At the front door, she laid a hand lightly on his arm, and lowered her eyes.

“It was very kind of you—what you did.”

“But you won’t tell me who this other woman is?”

“No.”

Once the Jaguar had disappeared from view, Mrs. Sherwood moved back inside the house, a semi-smile upon her lips.

Too clever for his own good, that man! She’d played it mostly by ear, of course. But how easy he’d made it for her!

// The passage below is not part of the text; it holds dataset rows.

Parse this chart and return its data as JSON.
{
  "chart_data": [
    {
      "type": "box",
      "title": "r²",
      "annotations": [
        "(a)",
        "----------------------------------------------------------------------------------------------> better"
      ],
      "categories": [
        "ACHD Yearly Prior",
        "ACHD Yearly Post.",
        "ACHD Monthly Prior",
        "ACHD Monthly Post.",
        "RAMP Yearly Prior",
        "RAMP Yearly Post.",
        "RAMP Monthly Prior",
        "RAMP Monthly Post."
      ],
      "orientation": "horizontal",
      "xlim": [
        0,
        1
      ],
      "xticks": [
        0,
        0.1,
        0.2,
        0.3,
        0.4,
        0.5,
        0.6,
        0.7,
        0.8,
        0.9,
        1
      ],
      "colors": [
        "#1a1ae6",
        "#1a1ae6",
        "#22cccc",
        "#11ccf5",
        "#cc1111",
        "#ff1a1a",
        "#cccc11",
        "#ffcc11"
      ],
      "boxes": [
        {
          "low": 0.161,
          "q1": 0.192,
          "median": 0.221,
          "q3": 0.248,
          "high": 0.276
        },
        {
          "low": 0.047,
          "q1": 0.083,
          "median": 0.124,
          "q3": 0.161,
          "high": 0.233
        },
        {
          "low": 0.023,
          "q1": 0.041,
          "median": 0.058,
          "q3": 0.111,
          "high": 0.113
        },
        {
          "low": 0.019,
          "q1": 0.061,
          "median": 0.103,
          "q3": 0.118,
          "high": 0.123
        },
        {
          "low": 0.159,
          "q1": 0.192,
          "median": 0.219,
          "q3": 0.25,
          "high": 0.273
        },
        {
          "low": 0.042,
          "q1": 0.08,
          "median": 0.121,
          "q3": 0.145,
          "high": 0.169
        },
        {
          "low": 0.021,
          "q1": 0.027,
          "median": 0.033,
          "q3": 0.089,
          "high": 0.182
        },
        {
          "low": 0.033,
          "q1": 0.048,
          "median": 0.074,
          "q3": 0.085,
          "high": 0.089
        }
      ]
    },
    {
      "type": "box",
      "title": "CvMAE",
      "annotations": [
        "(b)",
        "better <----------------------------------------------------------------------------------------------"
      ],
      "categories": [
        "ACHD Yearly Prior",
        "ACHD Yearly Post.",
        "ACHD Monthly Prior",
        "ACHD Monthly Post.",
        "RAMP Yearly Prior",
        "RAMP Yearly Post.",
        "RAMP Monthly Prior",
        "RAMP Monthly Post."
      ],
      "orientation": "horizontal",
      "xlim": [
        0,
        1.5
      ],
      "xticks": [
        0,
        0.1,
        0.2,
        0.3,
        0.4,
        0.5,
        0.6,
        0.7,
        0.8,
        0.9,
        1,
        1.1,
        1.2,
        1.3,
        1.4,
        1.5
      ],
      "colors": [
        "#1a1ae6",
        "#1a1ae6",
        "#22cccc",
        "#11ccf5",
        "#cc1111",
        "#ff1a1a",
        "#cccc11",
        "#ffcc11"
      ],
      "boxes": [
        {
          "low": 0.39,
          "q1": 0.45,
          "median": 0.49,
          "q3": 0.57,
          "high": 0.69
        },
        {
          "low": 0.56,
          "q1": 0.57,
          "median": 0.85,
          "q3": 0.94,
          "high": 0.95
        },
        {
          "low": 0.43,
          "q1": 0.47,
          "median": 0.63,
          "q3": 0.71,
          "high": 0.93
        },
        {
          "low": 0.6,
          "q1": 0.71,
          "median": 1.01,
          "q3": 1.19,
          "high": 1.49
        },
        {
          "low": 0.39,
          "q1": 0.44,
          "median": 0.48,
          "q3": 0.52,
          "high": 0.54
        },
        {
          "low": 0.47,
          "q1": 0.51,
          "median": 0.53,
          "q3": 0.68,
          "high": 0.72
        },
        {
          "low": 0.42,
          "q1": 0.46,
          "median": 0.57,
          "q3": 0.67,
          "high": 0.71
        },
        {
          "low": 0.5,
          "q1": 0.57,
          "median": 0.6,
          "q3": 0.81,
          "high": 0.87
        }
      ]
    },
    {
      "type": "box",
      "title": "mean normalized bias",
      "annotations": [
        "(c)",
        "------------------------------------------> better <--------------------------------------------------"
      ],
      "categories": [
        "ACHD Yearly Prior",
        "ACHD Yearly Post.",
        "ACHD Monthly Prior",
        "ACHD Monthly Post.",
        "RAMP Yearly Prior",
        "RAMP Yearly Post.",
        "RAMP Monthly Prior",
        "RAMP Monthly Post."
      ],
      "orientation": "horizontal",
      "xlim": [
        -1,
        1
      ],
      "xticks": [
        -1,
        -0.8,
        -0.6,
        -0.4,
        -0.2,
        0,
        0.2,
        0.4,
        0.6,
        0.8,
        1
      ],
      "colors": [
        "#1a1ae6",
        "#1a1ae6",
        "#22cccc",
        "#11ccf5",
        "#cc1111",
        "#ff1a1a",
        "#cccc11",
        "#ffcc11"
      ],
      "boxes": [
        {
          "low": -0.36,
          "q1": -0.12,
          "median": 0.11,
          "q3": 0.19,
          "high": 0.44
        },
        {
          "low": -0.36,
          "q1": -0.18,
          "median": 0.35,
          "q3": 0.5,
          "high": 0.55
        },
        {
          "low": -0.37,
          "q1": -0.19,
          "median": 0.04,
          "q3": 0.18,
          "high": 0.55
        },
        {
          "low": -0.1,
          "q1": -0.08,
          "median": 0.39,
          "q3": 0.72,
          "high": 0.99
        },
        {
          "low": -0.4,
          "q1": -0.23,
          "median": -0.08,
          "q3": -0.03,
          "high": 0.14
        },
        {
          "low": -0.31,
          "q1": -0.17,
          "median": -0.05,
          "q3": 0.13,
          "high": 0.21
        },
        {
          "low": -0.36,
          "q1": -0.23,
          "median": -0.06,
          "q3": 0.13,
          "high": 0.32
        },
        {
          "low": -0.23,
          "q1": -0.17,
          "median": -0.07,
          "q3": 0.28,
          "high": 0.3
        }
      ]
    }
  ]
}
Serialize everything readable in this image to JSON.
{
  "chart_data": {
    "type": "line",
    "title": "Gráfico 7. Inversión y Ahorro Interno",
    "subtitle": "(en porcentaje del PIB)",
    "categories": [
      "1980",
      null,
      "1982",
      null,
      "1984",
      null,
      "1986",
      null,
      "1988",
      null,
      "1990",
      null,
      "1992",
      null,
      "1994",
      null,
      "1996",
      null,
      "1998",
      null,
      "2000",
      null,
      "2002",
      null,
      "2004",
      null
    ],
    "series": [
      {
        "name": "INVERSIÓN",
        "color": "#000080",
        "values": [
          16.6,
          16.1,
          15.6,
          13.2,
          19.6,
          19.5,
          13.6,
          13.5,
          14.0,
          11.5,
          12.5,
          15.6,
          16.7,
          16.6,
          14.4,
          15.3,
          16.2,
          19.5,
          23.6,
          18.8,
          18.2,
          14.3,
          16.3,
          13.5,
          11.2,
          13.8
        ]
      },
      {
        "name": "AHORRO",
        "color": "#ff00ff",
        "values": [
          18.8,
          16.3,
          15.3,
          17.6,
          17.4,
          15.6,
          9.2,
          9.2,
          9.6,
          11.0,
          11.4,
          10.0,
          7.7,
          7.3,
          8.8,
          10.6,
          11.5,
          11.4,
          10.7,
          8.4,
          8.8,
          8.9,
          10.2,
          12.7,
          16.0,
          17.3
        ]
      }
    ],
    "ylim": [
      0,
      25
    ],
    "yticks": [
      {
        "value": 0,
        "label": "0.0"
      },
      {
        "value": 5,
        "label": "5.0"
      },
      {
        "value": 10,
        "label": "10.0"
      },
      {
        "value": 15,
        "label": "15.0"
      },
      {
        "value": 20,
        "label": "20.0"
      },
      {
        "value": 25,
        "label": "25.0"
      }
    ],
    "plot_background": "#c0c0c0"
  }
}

With
him
pointing out the escape route she’d so desperately been seeking after his mention of the Sodium Fluoroacetate;
him
suggesting the blessedly mitigating circumstance that it was she, Pamela Sherwood, who had rung her husband;
she
who had tried not to
cause
, but to
prevent
her husband’s death. Why he’d even told her the
time of that telephone call—a call she’d never made, of course.

Oh, she’d willingly enough have faced the consequences of poisoning her husband, because above all things in life she’d wanted him dead. But now? If by some happy chance she were to be seen as guilty only of causing him a heart attack—well, she’d settle for that all right. Why not? He was dead, that was the main thing. And that Jane bloody Ballantyre—pox-ridden strumpet!—would have to seek some other demerara daddy now.

“You
were
kind, you know,” said Lewis as he drove the Jaguar out of Leominster Drive.

“How come?”

“Well, the photo—”

“ ‘Stupid,’ do you mean?”

“—and the rail tickets.”

“You think so?”

“Yes, I do. You probably know you haven’t got a reputation for being too generous with money—”

“No?”

“—but I reckon underneath you’re a bit of an old softie, really. I mean, forking out of your own pocket for those tickets …”

Morse opened his mouth as if to reply; but decided against it. He
would
(he promised himself) inform Lewis about the expenses claim he had already submitted for £26—but not for the time being.